In recent years, several commercial ventures have taken up the idea of helping people to create virtual software versions of themselves. For whatever reason, these developers never seem to mention my name. Yet they are in fact talking about the “lifeboxes” I’ve been discussing for decades. And I’m in the process of editing a second edition of The Lifebox, the Seashell, and the Soul which will then appear in ebook for the first time. So I feel impelled to refresh this old post.

I go into considerable detail about lifeboxes in my 1999 novel, Saucer Wisdom, in my non-fiction tome of 2005, The Lifebox, the Seashell, and the Soul, and in my 2009 article “Lifebox Immortality” which I co-authored with Leon Marvell. And creating software emulations of specific human minds is a notion I discussed in my 1982 novel Software .

A lifebox is really a kind of chatbot. In December, 2010, I met an interesting couple, Bruce and Sue Wilcox. Their chatbot Suzette just won the 2010 Loebner Prize for doing the best job at the Turing Imitation Game, that is, the game of the chatbot program trying to convince a human judge that the chatbot is human too. They talk via an instant-message interface. If a program could reliably and consistently win at the Imitation Game, we’d be included to say it had achieved human-like intelligence. Looking at the chatbot site describing Suzette, I was surprised to see how widespread and popular this programming exercise has become.

I’ve always thought it telling that in Turing’s 1950 article proposing this test, he begins by talking about a different kind of test—in which someone interrogates subjects via instant-messaging and tries to decide whether they are male or female. I’ve integrated my thoughts about this into my novel in progress, Turing & Burroughs, in which Turing does in fact impersonate a woman.

[These images have essentially no connection to the material being discussed.]

The day after I met the chatbot programmers, the dapper and fanciful writer Mark Dery put a new essay online, “Hate is All Around: The Politics of Enthusiasm (And Its Discontents)”, and near the end (on page 6) he mentions my writings about my concept of the lifebox. He also got off what seemed like very funny lines, as when he characterized a petulant remark by Sarah Palin’s daughter Bristol as “a characteristic display of the social grace and subtlety of mind that have made her mother so universally admired on the world stage”.
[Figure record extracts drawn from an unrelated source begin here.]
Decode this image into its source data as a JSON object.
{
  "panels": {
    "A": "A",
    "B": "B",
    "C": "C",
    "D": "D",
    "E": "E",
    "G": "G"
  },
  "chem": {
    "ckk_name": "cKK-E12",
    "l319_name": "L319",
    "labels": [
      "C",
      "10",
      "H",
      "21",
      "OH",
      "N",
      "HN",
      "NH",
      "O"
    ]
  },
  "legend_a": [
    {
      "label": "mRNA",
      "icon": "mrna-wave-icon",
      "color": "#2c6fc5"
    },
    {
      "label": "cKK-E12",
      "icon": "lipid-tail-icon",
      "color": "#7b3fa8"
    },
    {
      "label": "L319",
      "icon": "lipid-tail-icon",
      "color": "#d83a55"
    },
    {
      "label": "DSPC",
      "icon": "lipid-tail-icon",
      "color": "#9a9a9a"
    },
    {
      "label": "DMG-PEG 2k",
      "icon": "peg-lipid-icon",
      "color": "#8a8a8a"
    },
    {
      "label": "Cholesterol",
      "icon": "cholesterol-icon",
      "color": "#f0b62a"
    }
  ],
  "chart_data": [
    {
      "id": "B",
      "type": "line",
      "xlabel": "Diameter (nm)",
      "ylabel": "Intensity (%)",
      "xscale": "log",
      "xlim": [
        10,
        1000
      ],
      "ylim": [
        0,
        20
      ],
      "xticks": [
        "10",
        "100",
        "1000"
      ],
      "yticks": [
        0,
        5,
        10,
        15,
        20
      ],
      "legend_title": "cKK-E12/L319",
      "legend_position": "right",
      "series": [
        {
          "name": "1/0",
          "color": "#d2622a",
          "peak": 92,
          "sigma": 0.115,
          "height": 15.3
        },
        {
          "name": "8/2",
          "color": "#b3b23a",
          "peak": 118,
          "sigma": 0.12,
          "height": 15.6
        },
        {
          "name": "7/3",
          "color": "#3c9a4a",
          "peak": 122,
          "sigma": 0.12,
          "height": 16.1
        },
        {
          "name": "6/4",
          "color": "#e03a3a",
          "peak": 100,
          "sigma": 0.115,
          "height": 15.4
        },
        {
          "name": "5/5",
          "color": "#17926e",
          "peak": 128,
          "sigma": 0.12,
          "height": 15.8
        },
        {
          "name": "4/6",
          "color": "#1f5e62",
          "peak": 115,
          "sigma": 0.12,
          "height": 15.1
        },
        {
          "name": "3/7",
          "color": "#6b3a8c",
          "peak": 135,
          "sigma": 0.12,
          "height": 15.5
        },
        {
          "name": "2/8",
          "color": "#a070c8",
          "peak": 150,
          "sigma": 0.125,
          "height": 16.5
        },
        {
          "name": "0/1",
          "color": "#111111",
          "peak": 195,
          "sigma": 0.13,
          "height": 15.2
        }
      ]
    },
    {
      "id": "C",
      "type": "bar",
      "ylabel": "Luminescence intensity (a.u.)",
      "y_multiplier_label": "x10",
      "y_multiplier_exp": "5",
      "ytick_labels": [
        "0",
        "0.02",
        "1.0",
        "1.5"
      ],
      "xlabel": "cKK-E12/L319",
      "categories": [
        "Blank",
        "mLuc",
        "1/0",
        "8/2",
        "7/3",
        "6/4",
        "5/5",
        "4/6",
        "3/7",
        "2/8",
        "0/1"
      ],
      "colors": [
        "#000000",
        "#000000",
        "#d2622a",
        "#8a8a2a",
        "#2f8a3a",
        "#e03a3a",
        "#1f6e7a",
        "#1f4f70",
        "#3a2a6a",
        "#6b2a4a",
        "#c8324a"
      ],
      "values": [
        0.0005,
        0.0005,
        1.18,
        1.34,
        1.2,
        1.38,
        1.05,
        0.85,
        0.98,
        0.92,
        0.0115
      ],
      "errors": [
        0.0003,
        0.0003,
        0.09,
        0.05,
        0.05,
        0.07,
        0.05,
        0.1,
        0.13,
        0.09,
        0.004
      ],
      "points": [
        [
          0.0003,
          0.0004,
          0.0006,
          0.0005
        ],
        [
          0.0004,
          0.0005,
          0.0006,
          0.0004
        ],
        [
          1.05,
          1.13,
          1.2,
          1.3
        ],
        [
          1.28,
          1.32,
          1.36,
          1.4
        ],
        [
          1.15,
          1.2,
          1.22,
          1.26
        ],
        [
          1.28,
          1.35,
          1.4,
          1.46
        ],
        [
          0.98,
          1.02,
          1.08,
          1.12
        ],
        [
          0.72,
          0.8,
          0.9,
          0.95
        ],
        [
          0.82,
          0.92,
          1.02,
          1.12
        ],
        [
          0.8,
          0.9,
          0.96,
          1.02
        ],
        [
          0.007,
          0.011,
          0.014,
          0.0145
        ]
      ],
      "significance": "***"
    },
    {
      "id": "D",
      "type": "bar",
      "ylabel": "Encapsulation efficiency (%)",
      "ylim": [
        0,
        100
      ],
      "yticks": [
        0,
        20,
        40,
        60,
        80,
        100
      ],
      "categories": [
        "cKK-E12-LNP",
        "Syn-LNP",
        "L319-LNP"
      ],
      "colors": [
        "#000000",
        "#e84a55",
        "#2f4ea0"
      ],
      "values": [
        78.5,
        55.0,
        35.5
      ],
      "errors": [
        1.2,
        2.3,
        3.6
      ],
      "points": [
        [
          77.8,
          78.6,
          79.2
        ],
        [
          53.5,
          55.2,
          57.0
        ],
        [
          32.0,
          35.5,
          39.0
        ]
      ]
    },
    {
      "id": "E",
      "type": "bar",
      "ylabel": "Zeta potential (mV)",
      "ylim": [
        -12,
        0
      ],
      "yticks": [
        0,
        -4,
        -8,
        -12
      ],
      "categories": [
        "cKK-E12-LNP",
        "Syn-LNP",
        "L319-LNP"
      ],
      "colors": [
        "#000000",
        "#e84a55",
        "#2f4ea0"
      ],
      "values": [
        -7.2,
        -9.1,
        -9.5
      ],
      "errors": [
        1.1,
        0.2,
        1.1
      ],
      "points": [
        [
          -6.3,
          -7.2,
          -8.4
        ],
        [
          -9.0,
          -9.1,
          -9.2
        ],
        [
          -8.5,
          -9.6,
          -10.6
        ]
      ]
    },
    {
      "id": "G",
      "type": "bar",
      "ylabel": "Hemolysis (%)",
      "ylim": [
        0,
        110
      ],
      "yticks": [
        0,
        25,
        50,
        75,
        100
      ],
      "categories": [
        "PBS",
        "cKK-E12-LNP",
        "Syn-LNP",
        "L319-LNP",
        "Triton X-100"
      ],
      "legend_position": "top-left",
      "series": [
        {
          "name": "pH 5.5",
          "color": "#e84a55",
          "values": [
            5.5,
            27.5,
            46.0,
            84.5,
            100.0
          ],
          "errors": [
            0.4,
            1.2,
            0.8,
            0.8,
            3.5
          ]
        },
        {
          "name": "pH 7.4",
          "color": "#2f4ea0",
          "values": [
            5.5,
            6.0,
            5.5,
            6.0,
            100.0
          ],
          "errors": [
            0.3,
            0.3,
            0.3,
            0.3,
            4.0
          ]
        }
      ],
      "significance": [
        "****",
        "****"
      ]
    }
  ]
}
Given that I’d been talking about the lifebox with the Wilcoxes, reading the Dery article was enough of a push for me to finally make an alpha-release version of a lifebox…and here’s the same link I mentioned above: the Search Rudy’s Lifebox page. I haven’t really done any work on the Search Rudy’s Lifebox tool since December, 2010, but I still think about it.

The reason my alpha version “Rudy’s Lifebox” does function a little bit like a chatbot emulating me, is that I have, over the last ten or twenty years, been placing really large amounts of my writing online.

Note that AI is not in the picture here at all. Rather than tilting at the Quixotic task of writing logic software to imitate human thought, it’s much simpler to beat the chatbot emulator problem to death with big data and fast hardware.

This said, Rudy’s Lifebox is not going to write the next chapter of my novel for me, nor rough out my next painting. So is my lifebox project a waste of time? Well, Rudy’s Lifebox can function as an aid to my fading memory. For instance, remembering just now that there was something about “wasting time” in a book, Be Not Content, that I love, I entered be not content waste time into my Search Rudy’s Lifebox box, and found this from an old blog post of mine:

I’m always worrying about wasting time, right, and I saw a great line in Be Not Content, the author-narrator Abel Egregore expresses this fear to one of his stoner friends, who guffaws, “Time? How can you waste time?” And I get a little enlightenment there. Time and space, the all-pervasive ineluctable modalities. What’s to waste? You use one second per second no matter what you’re doing. A wonderful teaching.

Up here (or down here) in some version of real time—my family and I decorated our Christmas tree today!